Asimismo con el relato que da título al libro, que es un clarísimo homenaje al poeta del pueblo Joan Sebastian, cuyo imitador más fiel y estelar se ve envuelto en una atmósfera única de ensoñación en un bar que conserva un aura especial de tiempos viejos a los que será difícil volver.
O bien ese cuento donde el protagonista, hombre cuarentón introvertido y abandonado por su esposa dado un fanatismo divertidísimo se halla de pronto echado a la calle de su trabajo por haberle mentado la madre a la directora del plantel donde trabajaba. Entonces halla un anuncio donde se solicitan protagonistas para una novela. Asiste al casting. Claro: el resto es historia.

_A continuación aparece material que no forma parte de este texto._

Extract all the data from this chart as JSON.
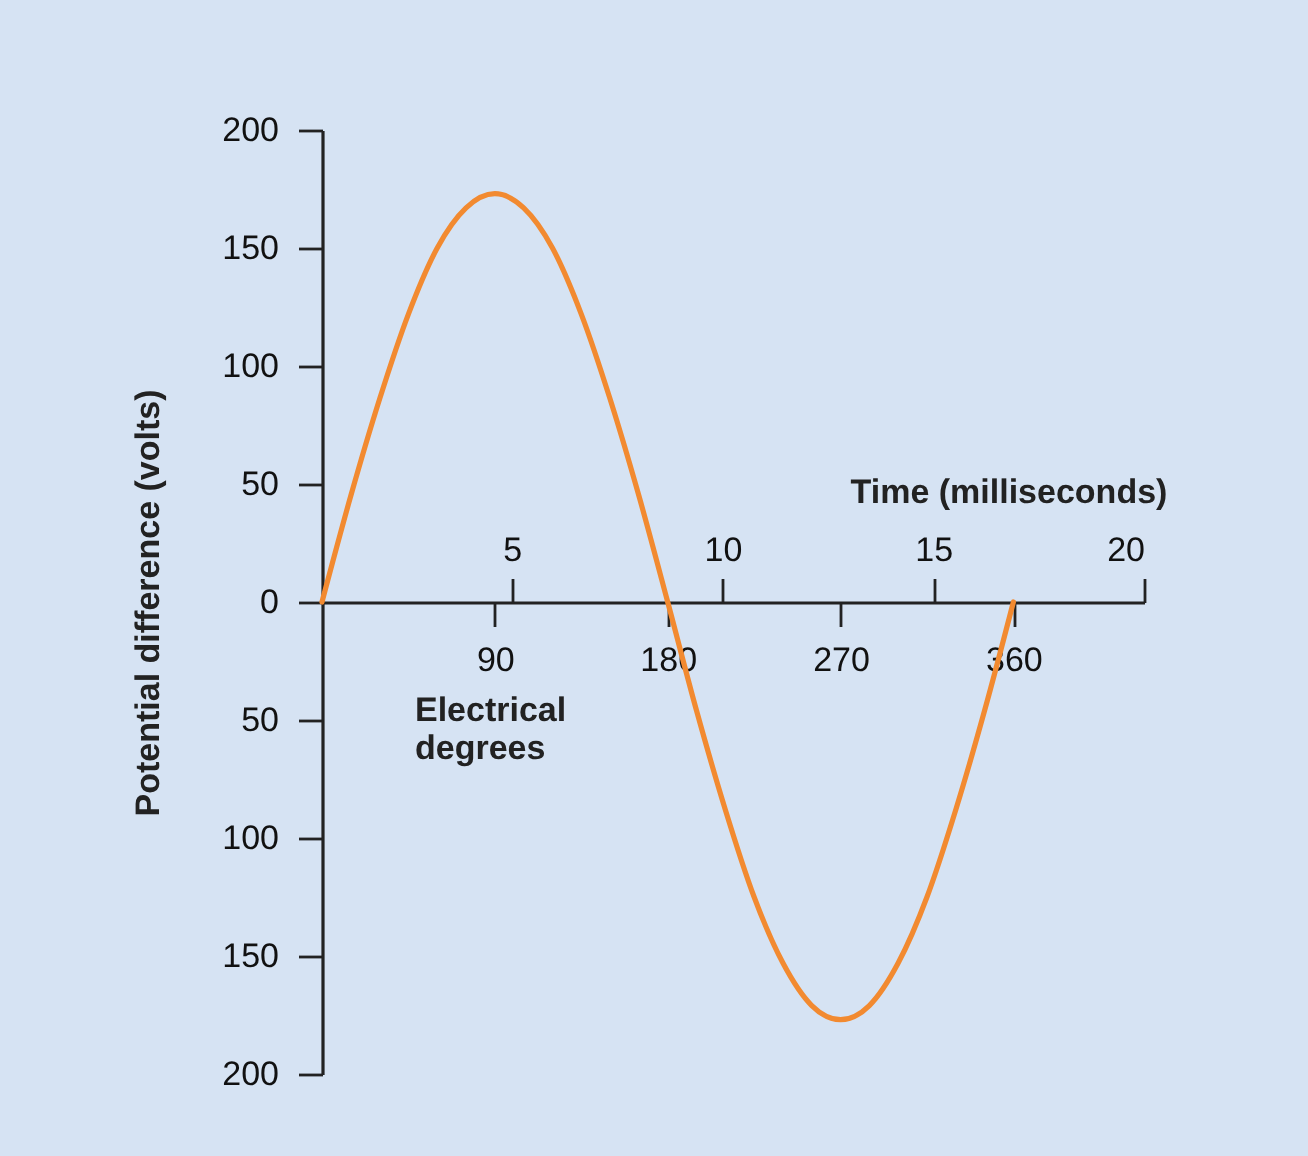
{
  "chart_data": {
    "type": "line",
    "xlabel": "Electrical degrees",
    "x2label": "Time (milliseconds)",
    "ylabel": "Potential difference (volts)",
    "x": [
      0,
      15,
      30,
      45,
      60,
      75,
      90,
      105,
      120,
      135,
      150,
      165,
      180,
      195,
      210,
      225,
      240,
      255,
      270,
      285,
      300,
      315,
      330,
      345,
      360
    ],
    "series": [
      {
        "color": "#f28a30",
        "values": [
          0,
          45,
          86,
          122,
          150,
          167,
          173,
          167,
          150,
          122,
          86,
          45,
          0,
          -46,
          -88,
          -125,
          -153,
          -171,
          -177,
          -171,
          -153,
          -125,
          -88,
          -46,
          0
        ]
      }
    ],
    "xlim": [
      0,
      428
    ],
    "xticks": [
      90,
      180,
      270,
      360
    ],
    "x2lim": [
      0.5,
      20
    ],
    "x2ticks": [
      5,
      10,
      15,
      20
    ],
    "ylim": [
      -200,
      200
    ],
    "yticks": [
      {
        "value": -200,
        "label": "200"
      },
      {
        "value": -150,
        "label": "150"
      },
      {
        "value": -100,
        "label": "100"
      },
      {
        "value": -50,
        "label": "50"
      },
      0,
      50,
      100,
      150,
      200
    ],
    "grid": false,
    "legend": false,
    "marker": "none",
    "line_style": "solid"
  }
}
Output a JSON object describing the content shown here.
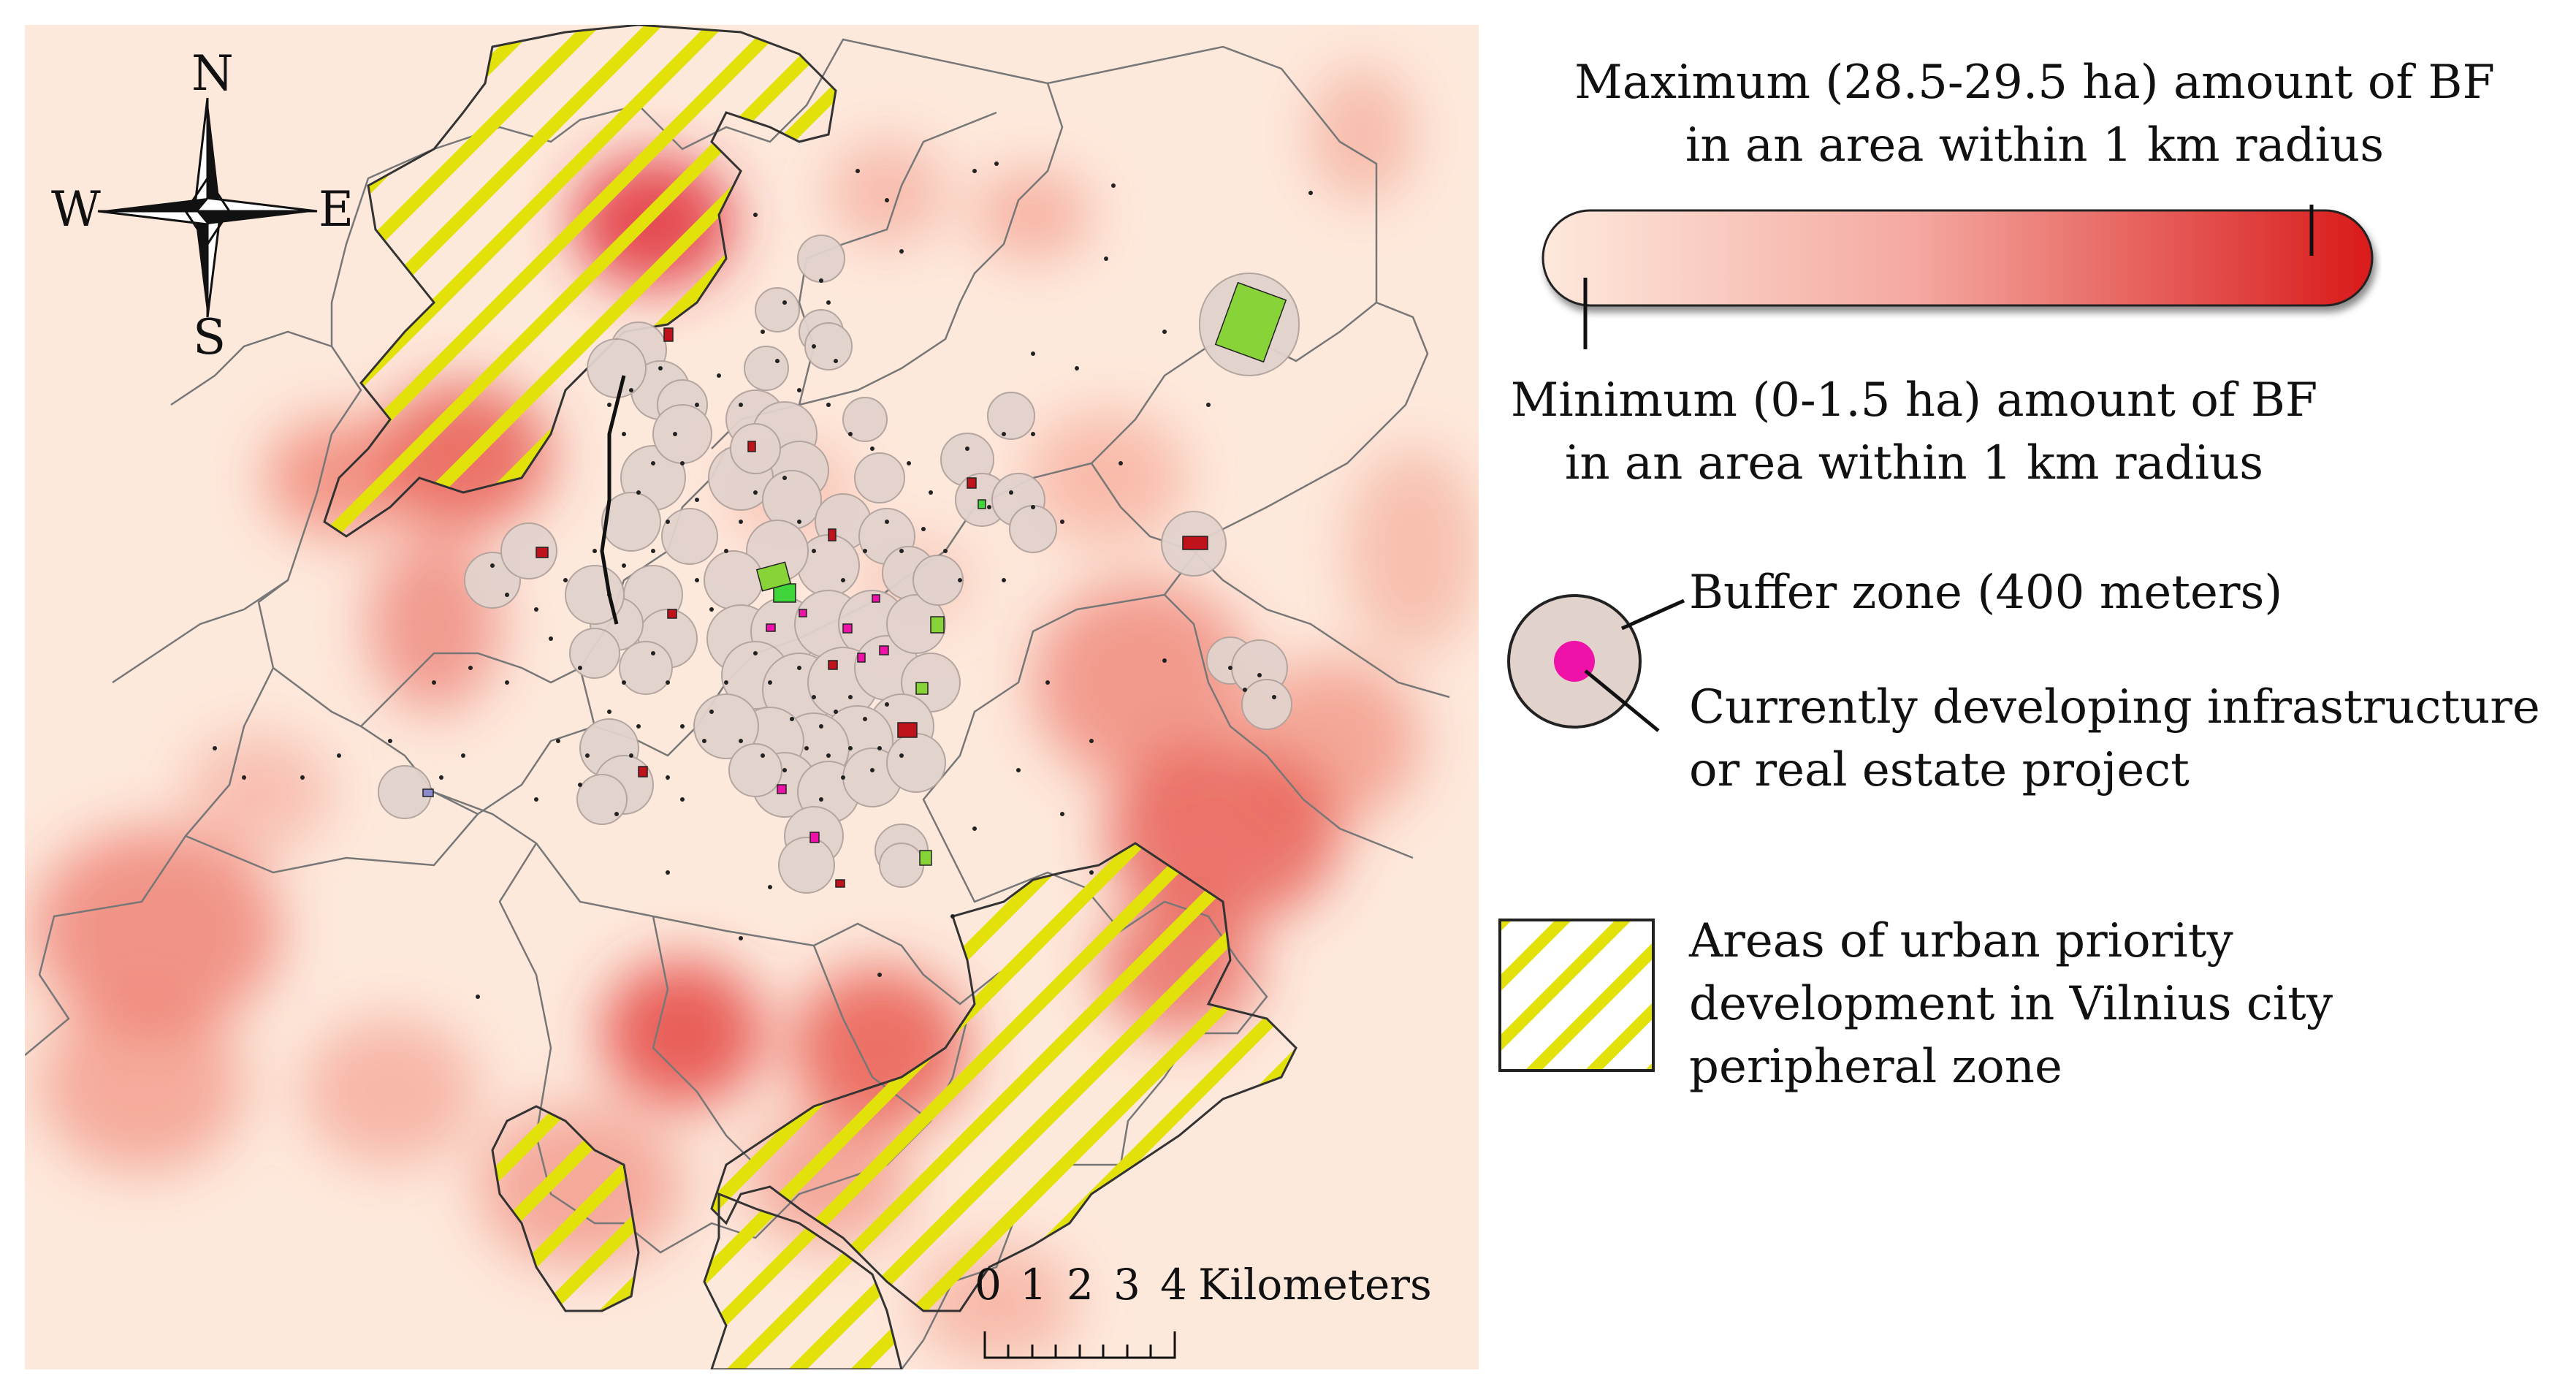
{
  "map": {
    "compass": {
      "north": "N",
      "south": "S",
      "west": "W",
      "east": "E"
    },
    "scale": {
      "ticks": [
        "0",
        "1",
        "2",
        "3",
        "4"
      ],
      "unit": "Kilometers"
    }
  },
  "legend": {
    "gradient": {
      "max_label_line1": "Maximum (28.5-29.5 ha) amount of BF",
      "max_label_line2": "in an area within 1 km radius",
      "min_label_line1": "Minimum (0-1.5 ha) amount of BF",
      "min_label_line2": "in an area within 1 km radius",
      "color_min": "#fde9dc",
      "color_max": "#d91a1a"
    },
    "buffer": {
      "buffer_label": "Buffer zone (400 meters)",
      "project_label_line1": "Currently developing infrastructure",
      "project_label_line2": "or real estate project",
      "buffer_color": "#e2d2cc",
      "project_color": "#ee12a8"
    },
    "priority": {
      "label_line1": "Areas of urban priority",
      "label_line2": "development in Vilnius city",
      "label_line3": "peripheral zone",
      "hatch_color": "#e3e10a"
    }
  }
}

Y restan otros cuentos, hilados también por personajes únicos, que se baten entre las pasiones y la desesperanza, entre el amor y la decepción absoluta. Entre el día a día dibujado en los márgenes de un mundo que parece no existir, pero que existe, porque todo lo que se pinta tiene textura, puede escucharse, es molesto, ruin, feliz, transitorio, parasitario. Pero esos relatos que quedan deberán ser descubiertos por cada una, cada uno, cada une. Dar el salto al infinito mundo de la ficción será entonces responsabilidad individual. Yo, como el autor del libro con los derechos laborales de los protagonistas de los cuentos, me deslindo.